Loyer sur le chiffre d’affaire assorti d’un minimum garanti et compétence du juge des loyers commerciaux

dimanche 10 mars 2019, par Gabriel Neu-Janicki

La stipulation selon laquelle le loyer d’un bail commercial est calculé sur la base du chiffre d’‘affaires du preneur, sans pouvoir être inférieur à un minimum équivalent à la valeur locative des lieux loués, n’interdit pas, lorsque le contrat le prévoit, de recourir au juge des loyers commerciaux pour évaluer, lors du renouvellement, la valeur locative déterminant le minimum garanti.

Pour mémoire, deux arrêts de la Cour de cassation du 3 novembre 2016, ont donné compétence au juge des loyers commerciaux pour statuer et fixer le loyer de base dès lors que cette compétence a été expressément prévue par le bail
(Cass. 3eciv., 3 nov. 2016, n° 15-16826 et n° 15-16827).
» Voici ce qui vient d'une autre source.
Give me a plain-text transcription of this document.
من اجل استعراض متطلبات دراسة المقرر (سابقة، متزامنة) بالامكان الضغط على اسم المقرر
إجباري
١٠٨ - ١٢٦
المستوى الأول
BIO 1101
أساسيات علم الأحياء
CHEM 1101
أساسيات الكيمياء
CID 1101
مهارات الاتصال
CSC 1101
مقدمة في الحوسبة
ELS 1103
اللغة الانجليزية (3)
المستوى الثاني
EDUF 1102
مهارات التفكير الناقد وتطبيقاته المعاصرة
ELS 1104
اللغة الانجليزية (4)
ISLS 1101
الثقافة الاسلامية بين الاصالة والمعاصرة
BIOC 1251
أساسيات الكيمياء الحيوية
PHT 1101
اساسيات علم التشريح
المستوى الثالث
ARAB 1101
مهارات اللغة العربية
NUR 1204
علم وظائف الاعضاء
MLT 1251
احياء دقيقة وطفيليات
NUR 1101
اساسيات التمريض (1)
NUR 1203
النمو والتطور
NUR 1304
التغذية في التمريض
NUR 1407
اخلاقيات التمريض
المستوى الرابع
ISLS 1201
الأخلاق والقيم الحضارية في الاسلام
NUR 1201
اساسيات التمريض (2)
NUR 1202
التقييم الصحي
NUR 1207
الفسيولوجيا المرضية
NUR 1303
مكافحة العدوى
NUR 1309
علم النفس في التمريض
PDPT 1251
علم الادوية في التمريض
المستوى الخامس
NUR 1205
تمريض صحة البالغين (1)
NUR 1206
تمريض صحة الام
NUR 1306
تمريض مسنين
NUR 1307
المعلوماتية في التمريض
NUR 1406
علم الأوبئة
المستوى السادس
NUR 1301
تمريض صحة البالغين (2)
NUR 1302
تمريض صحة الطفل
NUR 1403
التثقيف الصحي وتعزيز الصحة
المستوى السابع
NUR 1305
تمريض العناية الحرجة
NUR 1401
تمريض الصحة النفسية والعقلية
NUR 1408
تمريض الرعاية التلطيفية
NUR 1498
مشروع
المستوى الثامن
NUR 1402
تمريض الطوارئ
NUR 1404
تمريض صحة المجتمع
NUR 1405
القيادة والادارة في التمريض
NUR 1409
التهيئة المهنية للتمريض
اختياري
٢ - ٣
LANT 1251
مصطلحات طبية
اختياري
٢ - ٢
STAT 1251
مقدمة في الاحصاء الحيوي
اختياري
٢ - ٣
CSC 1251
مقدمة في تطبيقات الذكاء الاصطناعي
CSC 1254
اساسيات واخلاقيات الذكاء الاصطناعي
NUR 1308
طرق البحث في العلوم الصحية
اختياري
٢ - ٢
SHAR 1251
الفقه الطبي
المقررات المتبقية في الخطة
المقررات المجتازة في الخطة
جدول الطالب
En l’espèce, un bail commercial prévoit un loyer annuel calculé en fonction d’un pourcentage du chiffre d’affaires du locataire assorti d’un montant minimum, «  étant convenu qu’à l’occasion de chacun des renouvellements successifs du bail, le loyer minimum garanti sera fixé à la valeur locative, appréciée au jour d’effet du bail renouvelé  ».

Les parties conviennent dans le contrat de soumettre la procédure et les modalités de fixation de cette valeur locative aux dispositions du Code de commerce régissant les baux commerciaux, et attribuent compétence en ce sens au juge des loyers commerciaux.

La cour d’appel de Versailles rejette la demande du propriétaire en fixation de la valeur locative au jour du renouvellement du bail et elle annule la clause relative au loyer, en se fondant sur l’argumentation suivante :

"cette clause tente de réintroduire la procédure et les modalités de fixation du montant du loyer, telles que prévues au statut des baux commerciaux, pour une partie seulement de ce loyer, que, si les parties ont la libre disposition de définir les règles de fixation du loyer de renouvellement, elles n’ont pas celle d’attribuer au juge une compétence qu’il ne tire que de la loi et de lui imposer d’appliquer la loi dans les conditions qu’elles-mêmes définissent, que le renvoi contenu dans l’alinéa litigieux aux textes depuis lors codifiés aux articles L. 145-33 et suivants et R. 145-2 et suivants du code de commerce, confie au juge des loyers commerciaux l’office de fixer le plancher du loyer à la valeur locative, laquelle, selon l’article L. 145-33 du code de commerce, ne peut s’envisager que comme étant un plafond de loyer et, ainsi, lui donne mission de s’opposer à l’application de la loi, opposition dans laquelle la liberté contractuelle trouve sa limite."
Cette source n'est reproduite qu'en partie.